Encyclopedia of Social Network Analysis and Mining

Living Edition
| Editors: Reda Alhajj, Jon Rokne

Retrieval Models

  • Benno SteinEmail author
  • Tim Gollub
  • Maik Anderka
Living reference work entry
DOI: https://doi.org/10.1007/978-1-4614-7163-9_117-1
  • 55 Downloads

Keywords

Retrieval Model Feature Weight Calculation Length Normalization Factor Query Terms Inverse Document Frequency Factor 
These keywords were added by machine and not by the authors. This process is experimental and the keywords may be updated as the learning algorithm improves.

Synonyms

Glossary

Feature

A characteristic property of a document. Usually, a document’s terms are used as features, but virtually every measurable document property can be chosen, such as word classes, average sentence lengths, principal components of term-document-occurrence matrices, or term synonyms.

Information need

Specifically here: A lack of information or knowledge that can be satisfied by a set of text documents.

Query

Specifically here: A small set of terms that expresses a user’s information need.

Relevance

The extent to which a document is capable to satisfy an information need. Within probabilistic retrieval models, relevance is modeled as a binary random variable.

Definition

A retrieval model provides a formal means to address (information) retrieval tasks with the aid of a computer.

Introduction

A retrieval task is given if an information need is to be satisfied by exploiting an information resource. More specifically, the information need is represented as a term query provided by a user, the information resource is given in the form of a text document collection, and the solution of the retrieval task is a subset of such documents of the collection, which the user considers as relevant with respect to the query. Though a broad range of retrieval tasks can be imagined, including all kinds of multimedia queries and multimedia collections (consider for example “query by humming” or medical image retrieval), the term “retrieval model” is predominantly used in the aforementioned narrow sense.
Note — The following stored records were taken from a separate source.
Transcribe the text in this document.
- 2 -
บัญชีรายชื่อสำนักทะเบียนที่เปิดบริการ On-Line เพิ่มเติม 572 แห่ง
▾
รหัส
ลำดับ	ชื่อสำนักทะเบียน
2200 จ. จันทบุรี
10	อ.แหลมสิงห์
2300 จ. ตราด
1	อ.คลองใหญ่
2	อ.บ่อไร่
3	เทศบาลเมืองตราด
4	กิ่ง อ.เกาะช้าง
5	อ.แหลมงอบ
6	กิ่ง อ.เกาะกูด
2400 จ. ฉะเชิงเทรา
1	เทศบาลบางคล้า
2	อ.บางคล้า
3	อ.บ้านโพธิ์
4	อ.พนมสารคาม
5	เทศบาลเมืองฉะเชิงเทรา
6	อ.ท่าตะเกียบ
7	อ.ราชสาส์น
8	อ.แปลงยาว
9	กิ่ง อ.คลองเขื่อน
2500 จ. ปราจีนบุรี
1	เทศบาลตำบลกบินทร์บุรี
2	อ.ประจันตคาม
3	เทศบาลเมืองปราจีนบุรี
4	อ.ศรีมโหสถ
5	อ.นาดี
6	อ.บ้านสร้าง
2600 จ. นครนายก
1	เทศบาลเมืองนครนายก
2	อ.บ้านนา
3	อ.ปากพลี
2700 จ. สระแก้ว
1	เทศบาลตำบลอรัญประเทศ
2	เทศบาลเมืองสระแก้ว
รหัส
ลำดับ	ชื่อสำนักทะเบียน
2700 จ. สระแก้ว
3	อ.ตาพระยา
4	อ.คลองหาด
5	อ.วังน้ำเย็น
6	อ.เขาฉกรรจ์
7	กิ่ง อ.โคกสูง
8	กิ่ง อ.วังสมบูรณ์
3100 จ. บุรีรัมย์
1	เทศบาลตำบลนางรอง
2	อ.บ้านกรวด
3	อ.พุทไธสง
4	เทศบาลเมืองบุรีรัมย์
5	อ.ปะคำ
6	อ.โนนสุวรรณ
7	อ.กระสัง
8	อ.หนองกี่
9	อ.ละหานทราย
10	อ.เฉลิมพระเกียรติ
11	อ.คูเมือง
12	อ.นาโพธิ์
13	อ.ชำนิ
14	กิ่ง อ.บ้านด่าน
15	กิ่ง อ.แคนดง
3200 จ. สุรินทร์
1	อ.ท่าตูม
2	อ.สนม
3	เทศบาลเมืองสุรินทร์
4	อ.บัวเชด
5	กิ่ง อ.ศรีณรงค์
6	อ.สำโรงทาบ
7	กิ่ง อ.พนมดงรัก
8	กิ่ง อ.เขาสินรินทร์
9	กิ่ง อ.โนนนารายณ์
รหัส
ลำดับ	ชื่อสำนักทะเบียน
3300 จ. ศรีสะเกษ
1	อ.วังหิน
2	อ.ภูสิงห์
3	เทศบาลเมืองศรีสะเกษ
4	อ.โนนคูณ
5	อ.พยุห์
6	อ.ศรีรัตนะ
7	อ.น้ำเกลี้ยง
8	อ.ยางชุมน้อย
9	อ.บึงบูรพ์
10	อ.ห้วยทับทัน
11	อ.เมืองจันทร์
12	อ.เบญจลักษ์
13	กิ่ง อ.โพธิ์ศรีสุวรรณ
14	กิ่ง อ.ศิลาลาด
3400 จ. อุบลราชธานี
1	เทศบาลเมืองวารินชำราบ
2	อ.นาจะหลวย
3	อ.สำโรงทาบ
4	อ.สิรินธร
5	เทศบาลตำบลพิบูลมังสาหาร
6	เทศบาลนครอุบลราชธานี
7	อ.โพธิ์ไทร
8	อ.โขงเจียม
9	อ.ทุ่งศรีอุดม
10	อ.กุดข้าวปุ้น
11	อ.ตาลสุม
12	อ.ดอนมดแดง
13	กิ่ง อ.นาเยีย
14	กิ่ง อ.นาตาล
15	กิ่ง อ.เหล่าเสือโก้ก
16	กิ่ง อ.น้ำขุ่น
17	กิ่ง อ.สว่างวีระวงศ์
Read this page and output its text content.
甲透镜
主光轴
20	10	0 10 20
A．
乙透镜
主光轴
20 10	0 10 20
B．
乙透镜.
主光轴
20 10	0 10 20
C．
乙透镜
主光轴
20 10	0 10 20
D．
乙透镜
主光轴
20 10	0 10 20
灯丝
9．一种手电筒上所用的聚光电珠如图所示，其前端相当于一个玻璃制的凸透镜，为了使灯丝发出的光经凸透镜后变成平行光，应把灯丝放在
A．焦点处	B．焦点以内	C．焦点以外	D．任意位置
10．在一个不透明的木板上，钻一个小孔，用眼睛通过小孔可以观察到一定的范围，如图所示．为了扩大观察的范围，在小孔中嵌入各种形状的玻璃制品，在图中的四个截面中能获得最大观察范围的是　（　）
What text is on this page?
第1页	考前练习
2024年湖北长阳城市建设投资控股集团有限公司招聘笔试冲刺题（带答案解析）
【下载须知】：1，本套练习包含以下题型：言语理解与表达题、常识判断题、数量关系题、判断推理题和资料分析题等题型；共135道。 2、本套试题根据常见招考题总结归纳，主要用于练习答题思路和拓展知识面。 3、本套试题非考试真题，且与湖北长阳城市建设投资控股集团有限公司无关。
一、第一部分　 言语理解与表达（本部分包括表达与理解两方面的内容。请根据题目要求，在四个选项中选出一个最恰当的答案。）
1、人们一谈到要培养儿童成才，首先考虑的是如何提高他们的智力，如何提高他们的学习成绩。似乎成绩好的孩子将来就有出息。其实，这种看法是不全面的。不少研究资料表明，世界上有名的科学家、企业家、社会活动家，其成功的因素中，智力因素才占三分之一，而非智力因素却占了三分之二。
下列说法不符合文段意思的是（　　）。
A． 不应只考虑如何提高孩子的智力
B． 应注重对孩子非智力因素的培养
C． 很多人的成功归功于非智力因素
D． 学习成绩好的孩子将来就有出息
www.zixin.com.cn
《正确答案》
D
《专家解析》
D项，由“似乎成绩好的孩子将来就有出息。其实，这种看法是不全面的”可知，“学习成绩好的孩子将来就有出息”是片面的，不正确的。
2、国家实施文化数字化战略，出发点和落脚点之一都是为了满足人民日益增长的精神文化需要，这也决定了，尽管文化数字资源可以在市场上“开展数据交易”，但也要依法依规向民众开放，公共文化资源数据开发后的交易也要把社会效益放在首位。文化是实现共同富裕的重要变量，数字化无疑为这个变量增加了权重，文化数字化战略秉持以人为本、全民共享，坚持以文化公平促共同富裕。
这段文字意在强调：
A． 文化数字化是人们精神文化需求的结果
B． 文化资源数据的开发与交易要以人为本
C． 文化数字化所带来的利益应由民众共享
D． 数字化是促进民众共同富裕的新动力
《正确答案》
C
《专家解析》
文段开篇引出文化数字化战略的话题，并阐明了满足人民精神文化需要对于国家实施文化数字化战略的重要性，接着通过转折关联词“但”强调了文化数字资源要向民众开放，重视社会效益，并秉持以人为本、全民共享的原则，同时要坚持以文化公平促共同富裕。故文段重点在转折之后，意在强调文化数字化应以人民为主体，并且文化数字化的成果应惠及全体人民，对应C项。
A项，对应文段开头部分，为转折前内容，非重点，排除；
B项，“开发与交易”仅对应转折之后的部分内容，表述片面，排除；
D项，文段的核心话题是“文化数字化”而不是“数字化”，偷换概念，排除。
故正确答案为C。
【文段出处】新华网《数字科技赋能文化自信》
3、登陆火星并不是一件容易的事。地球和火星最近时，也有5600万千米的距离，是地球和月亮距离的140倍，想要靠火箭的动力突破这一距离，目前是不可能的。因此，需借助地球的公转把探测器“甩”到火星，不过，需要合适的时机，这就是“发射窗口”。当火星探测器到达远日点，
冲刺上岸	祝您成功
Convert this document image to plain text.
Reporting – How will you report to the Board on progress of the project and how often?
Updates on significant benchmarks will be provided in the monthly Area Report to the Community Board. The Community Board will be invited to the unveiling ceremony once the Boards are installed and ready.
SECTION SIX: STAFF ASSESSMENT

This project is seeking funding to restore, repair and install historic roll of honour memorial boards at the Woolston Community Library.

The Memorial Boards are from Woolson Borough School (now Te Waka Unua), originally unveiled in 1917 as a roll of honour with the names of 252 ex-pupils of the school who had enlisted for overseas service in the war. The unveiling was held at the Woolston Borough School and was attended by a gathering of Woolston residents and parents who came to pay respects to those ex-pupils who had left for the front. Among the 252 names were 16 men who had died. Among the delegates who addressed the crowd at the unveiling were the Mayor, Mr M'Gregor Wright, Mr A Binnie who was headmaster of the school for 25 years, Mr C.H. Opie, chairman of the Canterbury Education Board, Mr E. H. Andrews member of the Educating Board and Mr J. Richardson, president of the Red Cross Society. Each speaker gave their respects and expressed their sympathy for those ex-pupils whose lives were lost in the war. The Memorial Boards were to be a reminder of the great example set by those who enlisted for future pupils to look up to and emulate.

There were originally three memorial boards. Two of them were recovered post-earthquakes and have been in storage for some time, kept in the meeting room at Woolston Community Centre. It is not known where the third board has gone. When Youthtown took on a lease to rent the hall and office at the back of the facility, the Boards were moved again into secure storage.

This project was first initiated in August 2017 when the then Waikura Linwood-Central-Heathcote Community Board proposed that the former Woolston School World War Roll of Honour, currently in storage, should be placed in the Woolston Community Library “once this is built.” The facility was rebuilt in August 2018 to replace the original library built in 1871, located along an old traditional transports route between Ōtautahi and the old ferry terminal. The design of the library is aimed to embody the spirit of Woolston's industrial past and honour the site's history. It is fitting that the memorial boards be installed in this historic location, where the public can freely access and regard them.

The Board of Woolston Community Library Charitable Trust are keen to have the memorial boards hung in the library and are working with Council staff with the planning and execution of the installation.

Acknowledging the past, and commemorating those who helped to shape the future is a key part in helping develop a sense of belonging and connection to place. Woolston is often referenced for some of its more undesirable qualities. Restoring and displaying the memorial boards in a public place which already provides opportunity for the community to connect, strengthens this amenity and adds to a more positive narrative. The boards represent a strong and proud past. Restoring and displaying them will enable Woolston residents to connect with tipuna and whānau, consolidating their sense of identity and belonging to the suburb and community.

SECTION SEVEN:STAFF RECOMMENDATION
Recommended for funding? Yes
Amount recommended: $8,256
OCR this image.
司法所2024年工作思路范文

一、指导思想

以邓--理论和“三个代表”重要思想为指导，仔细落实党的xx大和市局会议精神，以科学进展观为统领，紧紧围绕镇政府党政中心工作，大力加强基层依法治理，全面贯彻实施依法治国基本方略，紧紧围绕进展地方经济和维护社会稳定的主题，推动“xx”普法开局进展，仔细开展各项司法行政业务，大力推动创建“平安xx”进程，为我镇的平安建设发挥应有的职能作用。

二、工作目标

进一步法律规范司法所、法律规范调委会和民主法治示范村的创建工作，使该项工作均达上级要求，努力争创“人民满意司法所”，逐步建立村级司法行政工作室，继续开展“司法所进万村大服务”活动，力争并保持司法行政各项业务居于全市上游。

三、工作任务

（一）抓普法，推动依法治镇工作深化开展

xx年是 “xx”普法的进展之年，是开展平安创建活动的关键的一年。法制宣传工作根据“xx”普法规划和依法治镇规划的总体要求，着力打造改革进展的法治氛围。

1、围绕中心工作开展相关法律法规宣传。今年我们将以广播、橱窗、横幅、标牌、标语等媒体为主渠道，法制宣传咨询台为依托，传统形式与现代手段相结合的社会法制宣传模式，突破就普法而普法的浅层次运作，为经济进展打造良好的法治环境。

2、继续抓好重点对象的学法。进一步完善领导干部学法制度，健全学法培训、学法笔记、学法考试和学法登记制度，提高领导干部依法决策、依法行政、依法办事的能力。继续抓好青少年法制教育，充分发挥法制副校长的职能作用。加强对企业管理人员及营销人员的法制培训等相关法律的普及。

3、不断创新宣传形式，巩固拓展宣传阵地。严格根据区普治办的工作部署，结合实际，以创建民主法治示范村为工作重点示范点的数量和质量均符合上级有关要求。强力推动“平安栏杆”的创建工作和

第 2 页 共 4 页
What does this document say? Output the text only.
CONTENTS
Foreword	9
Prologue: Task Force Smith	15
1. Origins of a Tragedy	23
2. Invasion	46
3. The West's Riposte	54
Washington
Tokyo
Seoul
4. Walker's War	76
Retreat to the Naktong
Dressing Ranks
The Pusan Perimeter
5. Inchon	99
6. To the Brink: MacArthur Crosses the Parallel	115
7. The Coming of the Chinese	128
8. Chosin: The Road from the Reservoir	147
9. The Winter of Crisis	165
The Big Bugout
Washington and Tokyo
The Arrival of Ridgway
Retrieval models in this sense are based on a linguistic theory and can be considered as heuristics that operationalize the probability ranking principle (Robertson 1997): “Given a query q, the ranking of documents according to their probabilities of being relevant to q leads to the optimum retrieval performance.” The principle cannot be applied to all kinds of retrieval tasks. In comment ranking, for example, the differential information gain must be considered.

Key Points

Retrieval models can be classified according to the linguistic theory they are based upon. In the literature a distinction between empirical models, probabilistic models, and language models is often made, which is rooted in the query-oriented understanding of retrieval tasks but which also has historical reasons.
  1. 1.

    Empirical models, sometimes referred to as vector space models, focus on the document representation (Salton and McGill 1983). Both documents and queries are considered as high-dimensional vectors in the Euclidean space, whereas a compatible representation is presumed: a particular document term or query term is always mapped on the same dimension, whereas the term importance is specified by a weight. Usually, the cosine of the angle between two such vectors or simply their dot product is used to quantify their similarity; in particular, the concept of similarity is put on a level with the concept of relevance. Empirical models can be distinguished with regard to the dimensions that are considered (i.e., features that are chosen) and how these dimensions (features) are weighted.

     
  2. 2.

    Probabilistic models strive for an explicit modeling of the concept of relevance. Statistics comes into play in order to estimate the probability of the event that a document is relevant for a given information need. Most probabilistic models employ conditional probabilities to quantify document relevance given the occurrence of a term.

     
  3. 3.

    Language models are based on the idea of language generation as it is used in speech recognition systems. A language-based retrieval model is computed specifically for each document in a collection and is usually term-based. Given a query q, document ranking happens according to the generation probability of q under the language model of the respective document.

     

Historical Background

Figure 1 illustrates the historical development of well-known retrieval models. From each of the three modeling paradigms (empirical models, probabilistic models, language models), selected representatives are in the following characterized along with the respective publications.
Fig. 1

Historical development of retrieval models, organized according to three paradigms: empirical models, probabilistic models, and language models. http://www.uni-weimar.de/medien/webis/research/projects/retrieval-models

The Boolean retrieval model uses binary term weights, and a query is a Boolean expression with terms as operands. Drawbacks of the Boolean model include its simplistic weighting scheme, its restriction to exact matches, and that no document ranking is possible. The vector space model (VSM) and its variants consider documents and queries as embedded in the Euclidean space (see above). Key challenge for these kinds of models is the term weighting. Salton et al. (1975) proposed the tf · idf-scheme, which combines the term frequency tf (the number of term occurrences in a document) with the inverse document frequency idf (the inverse of the number of documents that contain this term). The latent semantic indexing (LSI) model was developed to improve query interpretation and semantic-based matching (Deerwester et al. 1990). For example, a document d should match a query even if the user specified synonyms that do not occur in d. The LSI model attempts to achieve such effects by projecting documents and queries into a so-called “semantic space,” which is constructed by a singular value decomposition of the term-document-matrix. The explicit semantic analysis (ESA) model was introduced to compute the semantic relatedness of natural language texts (Gabrilovich and Markovitch 2007). The model represents a document d as a high-dimensional vector whose dimensions quantify the pairwise similarities between d and the documents of some reference collection such as Wikipedia. Potthast et al. (2008) demonstrated how the ESA principles are applied to develop an effective cross-language retrieval approach, the so-called CL-ESA model. In contrast to most retrieval models, the suffix tree model represents a document d not as a vector of index terms but as a compressed trie containing all suffixes (i.e., suffixes of all lengths) of a text d. As a consequence, the collocation information of d is preserved, which may render the model superior for particular retrieval tasks (Meyer zu Eißen et al. 2005).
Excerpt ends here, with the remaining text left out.